When I studied French in high school I had such trouble with the gendered objects. You really just have to memorize them as they often make no logical sense. I find that when a language lacks an entire concept, it's a lot more difficult to teach it to someone than if it's just a matter of different vocabulary words, or simple rules about whether the adjective goes before or after the noun. Personally I find languages and language change fascinating, and understanding how mistakes come about helps me to explain the correct way to someone. I think "should of" instead of "should have" is really interesting, for example--it appears to be related to people hearing the contraction (should've) far more often than they see or write it.

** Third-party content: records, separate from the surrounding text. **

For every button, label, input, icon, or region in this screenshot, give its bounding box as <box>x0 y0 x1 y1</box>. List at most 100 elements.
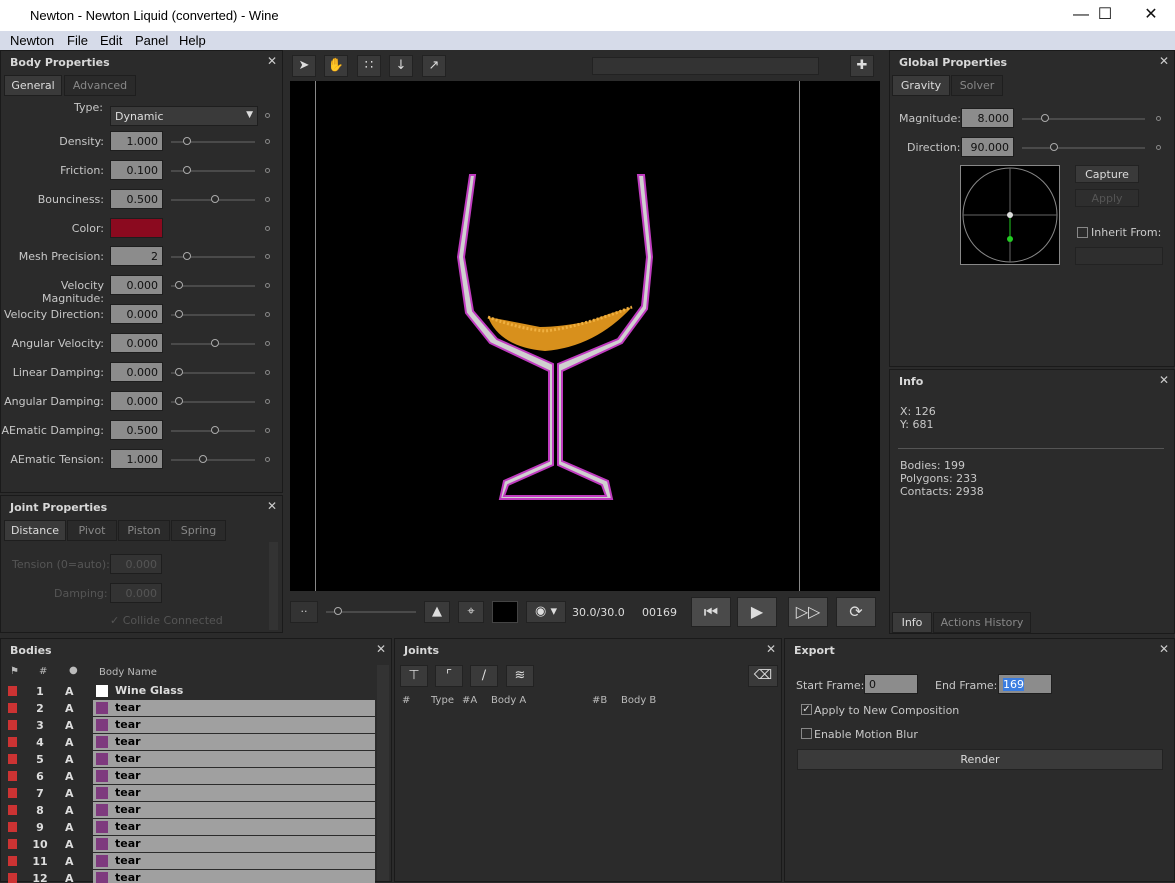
list-item[interactable]: 2 A tear <box>1 700 391 717</box>
scrollbar[interactable] <box>377 665 389 881</box>
apply-button[interactable]: Apply <box>1075 189 1139 207</box>
canvas[interactable] <box>290 81 880 591</box>
scrollbar[interactable] <box>269 542 278 630</box>
property-slider[interactable] <box>171 285 255 287</box>
list-item[interactable]: 8 A tear <box>1 802 391 819</box>
tab-info[interactable]: Info <box>892 612 932 633</box>
list-item[interactable]: 6 A tear <box>1 768 391 785</box>
loop-icon[interactable]: ⟳ <box>836 597 876 627</box>
distance-joint-icon[interactable]: ⊤ <box>400 665 428 687</box>
tab-pivot[interactable]: Pivot <box>67 520 117 541</box>
list-item[interactable]: 1 A Wine Glass <box>1 683 391 700</box>
direction-slider-knob[interactable] <box>1050 143 1058 151</box>
property-slider-knob[interactable] <box>175 368 183 376</box>
viewport-search-bar[interactable] <box>592 57 819 75</box>
property-slider-knob[interactable] <box>175 310 183 318</box>
property-field[interactable]: 1.000 <box>110 131 163 151</box>
property-field[interactable]: 0.500 <box>110 189 163 209</box>
piston-joint-icon[interactable]: ∕ <box>470 665 498 687</box>
step-forward-icon[interactable]: ▷▷ <box>788 597 828 627</box>
tab-distance[interactable]: Distance <box>4 520 66 541</box>
grid-icon[interactable]: ∷ <box>357 55 381 77</box>
menu-panel[interactable]: Panel <box>135 33 168 48</box>
keyframe-icon[interactable] <box>265 428 270 433</box>
add-icon[interactable]: ✚ <box>850 55 874 77</box>
spring-joint-icon[interactable]: ≋ <box>506 665 534 687</box>
keyframe-icon[interactable] <box>265 399 270 404</box>
keyframe-icon[interactable] <box>265 283 270 288</box>
list-item[interactable]: 3 A tear <box>1 717 391 734</box>
inherit-select[interactable] <box>1075 247 1163 265</box>
export-icon[interactable]: ↗ <box>422 55 446 77</box>
timeline-menu-button[interactable]: .. <box>290 601 318 623</box>
timeline-slider-knob[interactable] <box>334 607 342 615</box>
tab-gravity[interactable]: Gravity <box>892 75 950 96</box>
close-icon[interactable]: ✕ <box>766 642 776 656</box>
property-slider-knob[interactable] <box>211 426 219 434</box>
skip-to-start-icon[interactable]: ⏮ <box>691 597 731 627</box>
gravity-down-icon[interactable]: ↓ <box>389 55 413 77</box>
menu-edit[interactable]: Edit <box>100 33 122 48</box>
color-swatch[interactable] <box>110 218 163 238</box>
property-field[interactable]: 2 <box>110 246 163 266</box>
arrow-tool-icon[interactable]: ➤ <box>292 55 316 77</box>
mountain-icon[interactable]: ▲ <box>424 601 450 623</box>
close-icon[interactable]: ✕ <box>1159 642 1169 656</box>
property-field[interactable]: 0.000 <box>110 275 163 295</box>
maximize-icon[interactable]: ☐ <box>1082 4 1128 28</box>
list-item[interactable]: 11 A tear <box>1 853 391 870</box>
close-icon[interactable]: ✕ <box>1159 373 1169 387</box>
tab-spring[interactable]: Spring <box>171 520 226 541</box>
pivot-joint-icon[interactable]: ⌜ <box>435 665 463 687</box>
keyframe-icon[interactable] <box>265 312 270 317</box>
keyframe-icon[interactable] <box>265 370 270 375</box>
zoom-fit-icon[interactable]: ⌖ <box>458 601 484 623</box>
magnitude-slider-knob[interactable] <box>1041 114 1049 122</box>
background-color-swatch[interactable] <box>492 601 518 623</box>
property-slider[interactable] <box>171 459 255 461</box>
collide-checkbox[interactable]: ✓ Collide Connected <box>110 614 223 627</box>
list-item[interactable]: 10 A tear <box>1 836 391 853</box>
property-field[interactable]: 0.000 <box>110 304 163 324</box>
menu-newton[interactable]: Newton <box>10 33 54 48</box>
close-icon[interactable]: ✕ <box>1159 54 1169 68</box>
inherit-checkbox[interactable] <box>1077 227 1088 238</box>
keyframe-icon[interactable] <box>265 457 270 462</box>
tab-general[interactable]: General <box>4 75 62 96</box>
keyframe-icon[interactable] <box>265 168 270 173</box>
keyframe-icon[interactable] <box>265 254 270 259</box>
render-button[interactable]: Render <box>797 749 1163 770</box>
property-slider-knob[interactable] <box>199 455 207 463</box>
capture-button[interactable]: Capture <box>1075 165 1139 183</box>
property-slider[interactable] <box>171 372 255 374</box>
close-icon[interactable]: ✕ <box>267 54 277 68</box>
list-item[interactable]: 12 A tear <box>1 870 391 883</box>
start-frame-input[interactable]: 0 <box>864 674 918 694</box>
gravity-direction-dial[interactable] <box>960 165 1060 265</box>
property-slider-knob[interactable] <box>183 166 191 174</box>
keyframe-icon[interactable] <box>1156 116 1161 121</box>
apply-composition-checkbox[interactable]: ✓ <box>801 704 812 715</box>
property-slider-knob[interactable] <box>211 339 219 347</box>
property-field[interactable]: 0.000 <box>110 333 163 353</box>
keyframe-icon[interactable] <box>265 113 270 118</box>
property-slider-knob[interactable] <box>183 252 191 260</box>
list-item[interactable]: 5 A tear <box>1 751 391 768</box>
tension-field[interactable]: 0.000 <box>110 554 162 574</box>
property-slider-knob[interactable] <box>175 397 183 405</box>
keyframe-icon[interactable] <box>265 341 270 346</box>
play-icon[interactable]: ▶ <box>737 597 777 627</box>
tab-actions-history[interactable]: Actions History <box>933 612 1031 633</box>
keyframe-icon[interactable] <box>265 197 270 202</box>
property-field[interactable]: 0.100 <box>110 160 163 180</box>
list-item[interactable]: 9 A tear <box>1 819 391 836</box>
menu-help[interactable]: Help <box>179 33 206 48</box>
end-frame-input[interactable]: 169 <box>998 674 1052 694</box>
menu-file[interactable]: File <box>67 33 88 48</box>
direction-slider[interactable] <box>1022 147 1145 149</box>
property-field[interactable]: 0.000 <box>110 362 163 382</box>
tab-advanced[interactable]: Advanced <box>64 75 136 96</box>
keyframe-icon[interactable] <box>265 139 270 144</box>
keyframe-icon[interactable] <box>265 226 270 231</box>
direction-field[interactable]: 90.000 <box>961 137 1014 157</box>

Because really, it does sound like "should of," at least in my part of the world.
~Lynn2000

menley

  • Member
  • **
  • Posts: 627
Re: Grammer and spellling that make you twitch
« Reply #148 on: September 18, 2013, 02:19:24 PM »
Hungarian doesn't have a separate word for he and she, so many of my Hungarian friends seem to have trouble remembering which is which when speaking English. I can't tell you how many times someone has said "she" about my husband :) I remind myself that I butcher their language in far more severe ways on a daily basis though, so I can't get too annoyed by it!

pandabear

  • Jr. Member
  • *
  • Posts: 82
Re: Grammer and spellling that make you twitch
« Reply #149 on: September 18, 2013, 02:23:20 PM »

 I haven't read the entire thread yet, but one of my biggest pet peeves is using cause or cos instead of because.  It's not that difficult a word to spell!

 mixing up advice and advise is another.  And the last... misspelling ridiculous.  There is no e.